I have been thinking about fat shaming this week. Recently there have been pictures circulating around social media and the papers of fit Mum’s with the “no excuses” hashtag. They are all the same story over and over again. A mum who has worked really hard for a six pack aptly calling herself “@Superabs” being ripped a part on social media for fat shaming and demeaning other women. I thought about my initial reaction to these pictures. I am envious! I am in awe! Am I demeaned? No! Am I personally happy with my body now? Yes and No. But, I hold my hands up and admit I don’t exercise as I should. Do I have any excuse for not exercising? I have five year old twins and I work full time in addition to my million other responsibilities. But, do I really have any excuses? No, I could get up earlier. I could have a run during my lunch hour. I could even pop in a dvd and exercise along with my children.
Am I going to beat myself up because I do not have “superabs”? Of course not. My body has been to hell and back. I spent most of my life as a size 32, carried twins to term at 350 pounds, lost nearly 200 pounds in the last two years. If not for extensive surgical intervention I would look every inch “road hard and put away wet” as my lovely mum used to say. My body is what it is. I will likely never have a body even remotely close to Superabs. But, who cares? Why would I attempt to put someone down for having something I don’t. Are the naysayers not doing to her exactly what they are accusing her of doing to them?

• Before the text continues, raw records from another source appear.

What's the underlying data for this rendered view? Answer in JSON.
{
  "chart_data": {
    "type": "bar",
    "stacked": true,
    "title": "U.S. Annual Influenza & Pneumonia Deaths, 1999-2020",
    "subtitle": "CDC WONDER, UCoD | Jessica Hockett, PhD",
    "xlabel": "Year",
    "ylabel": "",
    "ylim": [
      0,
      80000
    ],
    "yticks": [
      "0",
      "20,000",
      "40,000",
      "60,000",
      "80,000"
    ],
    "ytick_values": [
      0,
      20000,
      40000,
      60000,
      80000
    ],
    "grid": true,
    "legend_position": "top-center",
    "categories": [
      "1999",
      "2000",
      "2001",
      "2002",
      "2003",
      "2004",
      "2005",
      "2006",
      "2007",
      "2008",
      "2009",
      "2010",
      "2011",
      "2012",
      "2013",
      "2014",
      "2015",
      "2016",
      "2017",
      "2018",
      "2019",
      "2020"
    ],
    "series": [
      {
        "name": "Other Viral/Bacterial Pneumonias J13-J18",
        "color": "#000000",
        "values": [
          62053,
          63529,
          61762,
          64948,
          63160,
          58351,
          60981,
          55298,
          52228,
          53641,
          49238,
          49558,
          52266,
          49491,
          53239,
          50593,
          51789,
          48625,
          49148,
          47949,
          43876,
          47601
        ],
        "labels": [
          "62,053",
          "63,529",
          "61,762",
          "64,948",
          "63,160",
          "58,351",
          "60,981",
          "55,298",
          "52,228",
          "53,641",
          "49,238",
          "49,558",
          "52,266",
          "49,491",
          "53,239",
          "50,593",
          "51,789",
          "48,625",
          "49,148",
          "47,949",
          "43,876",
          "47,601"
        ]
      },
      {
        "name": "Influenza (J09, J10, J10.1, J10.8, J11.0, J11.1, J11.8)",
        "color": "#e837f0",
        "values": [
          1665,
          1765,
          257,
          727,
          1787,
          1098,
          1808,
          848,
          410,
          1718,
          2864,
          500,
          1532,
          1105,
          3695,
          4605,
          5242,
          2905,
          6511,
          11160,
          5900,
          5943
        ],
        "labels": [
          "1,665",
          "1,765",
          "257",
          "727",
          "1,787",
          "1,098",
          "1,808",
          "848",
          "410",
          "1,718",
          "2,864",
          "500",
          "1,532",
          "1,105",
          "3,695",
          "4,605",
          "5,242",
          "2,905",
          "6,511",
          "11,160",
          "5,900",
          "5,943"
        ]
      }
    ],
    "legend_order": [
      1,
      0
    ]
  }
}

Throughout the last week due to my commenting on Twitter about “Superabs” I was targeted for my opinions. That I was some how not being very nice to my fellow sisters by not jumping on the anti-superabs bandwagon. I will be honest, I don’t understand how these women are fat shaming. They are celebrating an amazing amount of work that it must take to have that level of fitness. Would we ever tell a woman who posted a picture of her pregnant bump, that she is being demeaning to women unable to have children? Why not? Surely the logic is the same. You are showing off something another women may not ever be able to have. How very selfish. Same goes to the hundreds of pictures that I along with millions of other mums post of our children. What about that shot of the a friends new car that will show up on my newsfeed?
So, what exactly is it about these particular woman’s pride in their bodies that is like a red rag to a bull? Day in and day out we are all inundated with selfies on social media. Glam shots, no make up, too much make up, sunburned bums, wonky eyebrows, big asses, small asses, funky feet, women in all shapes and sizes in various states of dress and undress. None of these come with the amount of venom that a tanned physically fit mother gets. It would seem we have some extremely mixed messages about our bodies and what we are “allowed” to be proud of.
So, apparently the message we want to send out really is “Celebrate” (Insert body type here) as long as your body doesn’t in anyway make me feel inadequate about mine.